Pero también hay pasado en las recurrencias de una parte de sus obras desde lo temático. No solo la fijación en la niñez. También esa elección de pintarse a sí mismo dentro del cuadro, como observándose desde afuera, y cuando aún era un niño o un joven. Y por sobre todo, la mayor influencia. Masoch señala que el cuadro que lo inspiró lo vio a los 11 años por primera vez en una muestra en el Museo Nacional de Bellas Artes: El incendio en el colegio jasidista de Minsk, 1713 de Roberto Aizemberg es según el propio Masoch, “algo que te persigue toda la vida”. Algo que se reproduce a lo largo de los años, en pinturas de incendios, casas de las que brota un humo indescifrable, producto de un fuego que siempre queda oculto a los ojos de quien mira.
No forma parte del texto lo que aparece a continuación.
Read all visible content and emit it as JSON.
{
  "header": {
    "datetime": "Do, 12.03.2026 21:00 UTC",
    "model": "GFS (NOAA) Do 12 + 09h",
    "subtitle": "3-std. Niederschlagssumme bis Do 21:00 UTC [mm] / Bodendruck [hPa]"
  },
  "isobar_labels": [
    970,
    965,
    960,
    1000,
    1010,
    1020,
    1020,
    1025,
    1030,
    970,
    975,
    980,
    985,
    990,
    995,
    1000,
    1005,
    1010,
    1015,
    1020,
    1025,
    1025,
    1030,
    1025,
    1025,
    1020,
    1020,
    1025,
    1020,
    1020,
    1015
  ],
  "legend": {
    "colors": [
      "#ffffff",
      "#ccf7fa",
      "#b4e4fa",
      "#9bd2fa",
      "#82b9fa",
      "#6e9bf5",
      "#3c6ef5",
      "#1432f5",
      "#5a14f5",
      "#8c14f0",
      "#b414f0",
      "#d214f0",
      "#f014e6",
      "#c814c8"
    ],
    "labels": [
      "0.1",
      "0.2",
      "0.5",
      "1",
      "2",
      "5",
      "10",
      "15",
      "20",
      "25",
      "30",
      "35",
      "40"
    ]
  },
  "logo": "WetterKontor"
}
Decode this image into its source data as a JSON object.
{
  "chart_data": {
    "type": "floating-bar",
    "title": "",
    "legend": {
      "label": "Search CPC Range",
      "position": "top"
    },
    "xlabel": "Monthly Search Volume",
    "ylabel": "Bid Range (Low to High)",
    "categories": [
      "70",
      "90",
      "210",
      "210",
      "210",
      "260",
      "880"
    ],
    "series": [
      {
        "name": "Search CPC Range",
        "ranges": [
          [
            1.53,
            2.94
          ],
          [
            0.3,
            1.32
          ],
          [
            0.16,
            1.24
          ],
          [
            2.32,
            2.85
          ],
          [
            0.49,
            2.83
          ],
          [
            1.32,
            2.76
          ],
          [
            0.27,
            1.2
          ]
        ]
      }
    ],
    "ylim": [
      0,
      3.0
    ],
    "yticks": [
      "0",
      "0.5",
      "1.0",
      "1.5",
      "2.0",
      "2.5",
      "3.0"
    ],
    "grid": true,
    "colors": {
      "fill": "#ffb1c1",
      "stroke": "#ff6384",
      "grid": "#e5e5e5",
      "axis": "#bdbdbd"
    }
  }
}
En el personaje Masoch no parece haber presente, y mucho menos futuro. No impulsan en esa dirección ni la muestra que se va armando ni la acaso cruel referencia de su entorno de que cuando pase a la posteridad, solo allí, en ese futuro incierto que no podrá ver, será un pintor Clase A –algo tan propio de nuestra cultura necrofílica. Su trabajo se articula, vuelve, una y otra vez, sobre lo que fue otra cosa. Sus pinturas hechas en retazos, recortes de telas desechadas por amigos pintores cuando arman sus bastidores. O en la base de las cajas de ravioles. Sí, el camino de la pobreza que es el camino del perro en la cita de Van Gogh que cierra el documental, pero por sobre todo, la necesidad de trabajar sobre lo que fue otra cosa, transformándola. Y si en algún momento establece un interesante trayecto en el que el pensamiento, la idea, quedan subordinados a lo que se expresó en la tela –de nuevo, el pasado como forma de trabajar sobre el presente-, una dimensión más de esa transformación asoma como referencia. Masoch habla del pentimento del Renacimiento, ese momento en que el artista se arrepiente, revisa el pasado, lo raspa, lo modifica. Pone en una dinámica un objeto aparentemente inerte, quieto. Lo distorsiona.

Masoch, el camino del perro logra sostener esa referencialidad con el pasado, insertando imágenes de aquel Masoch y su alter ego, en la radio, en alguna vieja muestra, en la televisión, en aquella famosa visita de rockers a la Casa Rosada en los tiempos iniciales del menemismo, en videos caseros. Respetar las características de la imagen en vhs no es un efecto oportunista sino coherente con la necesidad de percibirlo como un personaje, una imagen y una voz, que vienen del pasado. Pero a la vez, al no centrarse en el archivo como parte del recuerdo, sino sosteniendo el pasado en referencia con la obra, se desmarca de la necesidad de dar cuenta del personaje y de explicarlo. Masoch llega al final de una película que reafirma su imposibilidad de encajar en ningún sitio y que lo muestra, explícitamente, eligiendo estar más a la deriva que al filo de una cornisa, opciones que él mismo señala como bifurcaciones posibles de un camino de difícil aceptación pública.

En algún momento de la película, Lalo Mir, viejo compinche de aventuras, recuerda los tiempos de Radio Bangkok y la fama que se derivó de allí, diciendo que esos tiempos de trabajos en continuidad hace que se vean como una película en la que no se puede distinguir del todo qué se hizo en cada momento y lugar. Masoch, el camino del perro, coherente con esa idea no pretende reordenar las piezas sueltas. Lo importante, a fin de cuentas, es que logra establecer lazos entre ellas que nos permiten comprender de qué manera aquel pasado han hecho a este hombre que aún es presente.

Masoch, el camino del perro (Argentina, 2014), de Pablo Doudchitzky, Carlos ‘Douglas Vinci’ Masoch, Lalo Mir, Bobby Flores, 70′.